Italy’s Prime Minister Giorgia Meloni praised the Pope as a “great man” and said she had the privilege of enjoying his friendship, advice and teachings.
King Charles III, who met with the Pope privately in early April during his state visit to Italy, said in a statement that he was “deeply saddened” to hear of the Pope’s death and praised his “tireless commitment”.
UK Prime Minister Keir Starmer shared his condolences “to the whole of the Catholic Church” and called the pontiff a “Pope for the poor, the downtrodden and the forgotten”.
US President Donald Trump wrote on social media: “Rest in peace Pope Francis! May God Bless him and all who loved him!”
From Buenos Aires to the Vatican
Before he took the name Francis as his papal name, the Pope was called Jorge Mario Bergoglio
He was born on 17 December 1936 in Buenos Aires, Argentina, where his parents had fled to from their native Italy to escape fascism.
In 2013, Francis’s predecessor Benedict XVI became the first Pope to retire voluntarily in almost 600 years – and for almost a decade, the Vatican was home to two Popes.
Francis was chosen to succeed him during the conclave that followed Benedict’s departure, and became the first non-European Pope since Syrian-born Gregory III, who died in 741.
During his early life, Francis worked as a nightclub bouncer and floor sweeper, before graduating as a chemist.

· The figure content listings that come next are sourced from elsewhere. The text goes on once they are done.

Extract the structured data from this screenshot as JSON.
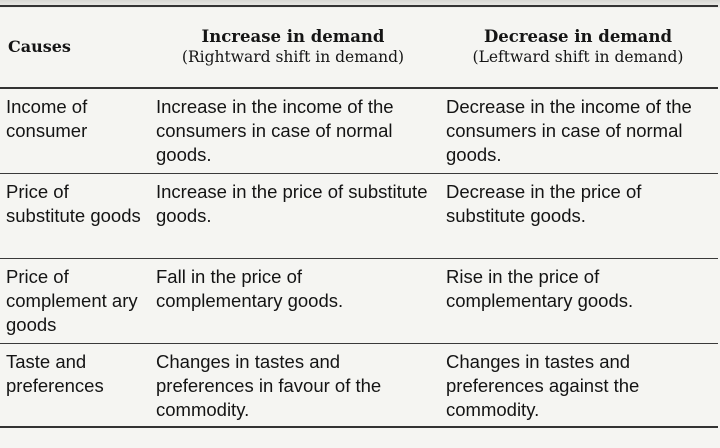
{
  "table": {
    "headers": {
      "causes": "Causes",
      "increase": {
        "title": "Increase in demand",
        "subtitle": "(Rightward shift in demand)"
      },
      "decrease": {
        "title": "Decrease in demand",
        "subtitle": "(Leftward shift in demand)"
      }
    },
    "rows": [
      {
        "cause": "Income of consumer",
        "increase": "Increase in the income of the consumers in case of normal goods.",
        "decrease": "Decrease in the income of the consumers in case of normal goods."
      },
      {
        "cause": "Price of substitute goods",
        "increase": "Increase in the price of substitute goods.",
        "decrease": "Decrease in the price of substitute goods."
      },
      {
        "cause": "Price of complement ary goods",
        "increase": "Fall in the price of complementary goods.",
        "decrease": "Rise in the price of complementary goods."
      },
      {
        "cause": "Taste and preferences",
        "increase": "Changes in tastes and preferences in favour of the commodity.",
        "decrease": "Changes in tastes and preferences against the commodity."
      }
    ]
  }
}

Prior to being elected as Pope, Francis positioned himself as a compromise candidate by appealing to conservatives while attracting the reformers with his liberal stance on social justice.
His early actions as Pope included washing the feet of the elderly and prisoners and advocating for the rights of refugees and migrants.
But on many of the Church’s teachings, Pope Francis was a traditionalist.
He was at times supportive of some kind of same-sex unions for gay couples, but Francis did not favour calling it marriage. This, he said, would be “an attempt to destroy God’s plan”.
Shortly after becoming Pope, he took part in an anti-abortion march in Rome – calling for rights of the unborn “from the moment of conception”.
Francis’s papacy heralded many firsts, and while he never stopped introducing reforms to the Catholic Church, he remained popular among many traditionalists.